2日目は、COP13に向けた具体的な検討を行いました。COP13に懸かる決議としては、21・9ブルーカーボン生態系の持続可能な管理、21・10ウミガメの繁殖・採餌・生育場の保護と管理を向上させ重要地域を条約湿地とする決議案、21・13潮間帯湿地及び生態学的に連結した生息域の保全と賢明な利用の推進に関する決議案などが注目されます。

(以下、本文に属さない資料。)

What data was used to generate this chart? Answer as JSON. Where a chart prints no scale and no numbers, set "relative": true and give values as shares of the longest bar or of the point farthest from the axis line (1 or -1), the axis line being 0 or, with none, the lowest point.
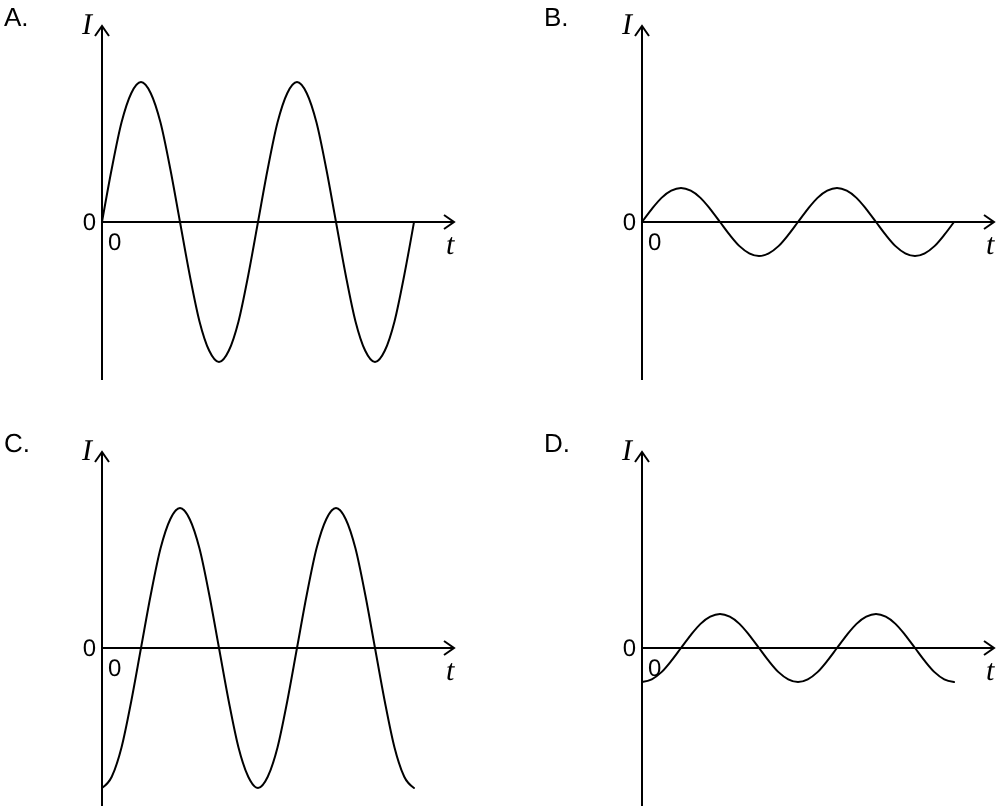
{
  "chart_data": [
    {
      "type": "line",
      "title": "A.",
      "xlabel": "t",
      "ylabel": "I",
      "relative": true,
      "categories": [
        null,
        null,
        null,
        null,
        null,
        null,
        null,
        null,
        null,
        null,
        null,
        null,
        null,
        null,
        null,
        null,
        null,
        null,
        null,
        null,
        null,
        null,
        null,
        null,
        null,
        null,
        null,
        null,
        null,
        null,
        null,
        null,
        null
      ],
      "series": [
        {
          "color": "#000000",
          "values": [
            0,
            0.38,
            0.71,
            0.92,
            1,
            0.92,
            0.71,
            0.38,
            0,
            -0.38,
            -0.71,
            -0.92,
            -1,
            -0.92,
            -0.71,
            -0.38,
            0,
            0.38,
            0.71,
            0.92,
            1,
            0.92,
            0.71,
            0.38,
            0,
            -0.38,
            -0.71,
            -0.92,
            -1,
            -0.92,
            -0.71,
            -0.38,
            0
          ]
        }
      ],
      "annotations": [
        "0",
        "0"
      ]
    },
    {
      "type": "line",
      "title": "B.",
      "xlabel": "t",
      "ylabel": "I",
      "relative": true,
      "categories": [
        null,
        null,
        null,
        null,
        null,
        null,
        null,
        null,
        null,
        null,
        null,
        null,
        null,
        null,
        null,
        null,
        null,
        null,
        null,
        null,
        null,
        null,
        null,
        null,
        null,
        null,
        null,
        null,
        null,
        null,
        null,
        null,
        null
      ],
      "series": [
        {
          "color": "#000000",
          "values": [
            0,
            0.38,
            0.71,
            0.92,
            1,
            0.92,
            0.71,
            0.38,
            0,
            -0.38,
            -0.71,
            -0.92,
            -1,
            -0.92,
            -0.71,
            -0.38,
            0,
            0.38,
            0.71,
            0.92,
            1,
            0.92,
            0.71,
            0.38,
            0,
            -0.38,
            -0.71,
            -0.92,
            -1,
            -0.92,
            -0.71,
            -0.38,
            0
          ]
        }
      ],
      "annotations": [
        "0",
        "0"
      ]
    },
    {
      "type": "line",
      "title": "C.",
      "xlabel": "t",
      "ylabel": "I",
      "relative": true,
      "categories": [
        null,
        null,
        null,
        null,
        null,
        null,
        null,
        null,
        null,
        null,
        null,
        null,
        null,
        null,
        null,
        null,
        null,
        null,
        null,
        null,
        null,
        null,
        null,
        null,
        null,
        null,
        null,
        null,
        null,
        null,
        null,
        null,
        null
      ],
      "series": [
        {
          "color": "#000000",
          "values": [
            -1,
            -0.92,
            -0.71,
            -0.38,
            0,
            0.38,
            0.71,
            0.92,
            1,
            0.92,
            0.71,
            0.38,
            0,
            -0.38,
            -0.71,
            -0.92,
            -1,
            -0.92,
            -0.71,
            -0.38,
            0,
            0.38,
            0.71,
            0.92,
            1,
            0.92,
            0.71,
            0.38,
            0,
            -0.38,
            -0.71,
            -0.92,
            -1
          ]
        }
      ],
      "annotations": [
        "0",
        "0"
      ]
    },
    {
      "type": "line",
      "title": "D.",
      "xlabel": "t",
      "ylabel": "I",
      "relative": true,
      "categories": [
        null,
        null,
        null,
        null,
        null,
        null,
        null,
        null,
        null,
        null,
        null,
        null,
        null,
        null,
        null,
        null,
        null,
        null,
        null,
        null,
        null,
        null,
        null,
        null,
        null,
        null,
        null,
        null,
        null,
        null,
        null,
        null,
        null
      ],
      "series": [
        {
          "color": "#000000",
          "values": [
            -1,
            -0.92,
            -0.71,
            -0.38,
            0,
            0.38,
            0.71,
            0.92,
            1,
            0.92,
            0.71,
            0.38,
            0,
            -0.38,
            -0.71,
            -0.92,
            -1,
            -0.92,
            -0.71,
            -0.38,
            0,
            0.38,
            0.71,
            0.92,
            1,
            0.92,
            0.71,
            0.38,
            0,
            -0.38,
            -0.71,
            -0.92,
            -1
          ]
        }
      ],
      "annotations": [
        "0",
        "0"
      ]
    }
  ]
}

「水の自然な流れを守る」プロジェクトでは、サイドイベントやポジションペーパー、ブース展示、プレNGO会議に向けた取り組みについて検討しました。個別事案を掘り下げて、過去の決議やガイドラインの有効性を検証することが重要との判断から、まずは、ポイントとなる過去の決議やガイドラインの読み込み、個別事例の更なる収集、世界における開発による湿地破壊の現状の情報収集を行い、KWNNやWWNとの打ち合わせを密にしてCOP13に臨むこととしました。また、水田関係でもサイドイベントを行うことが検討されています。
7月よりCOP13への参加登録の受付が開始され、具体的な準備も山場を迎えます。みなさまのご支援・ご協力をよろしくお願いします。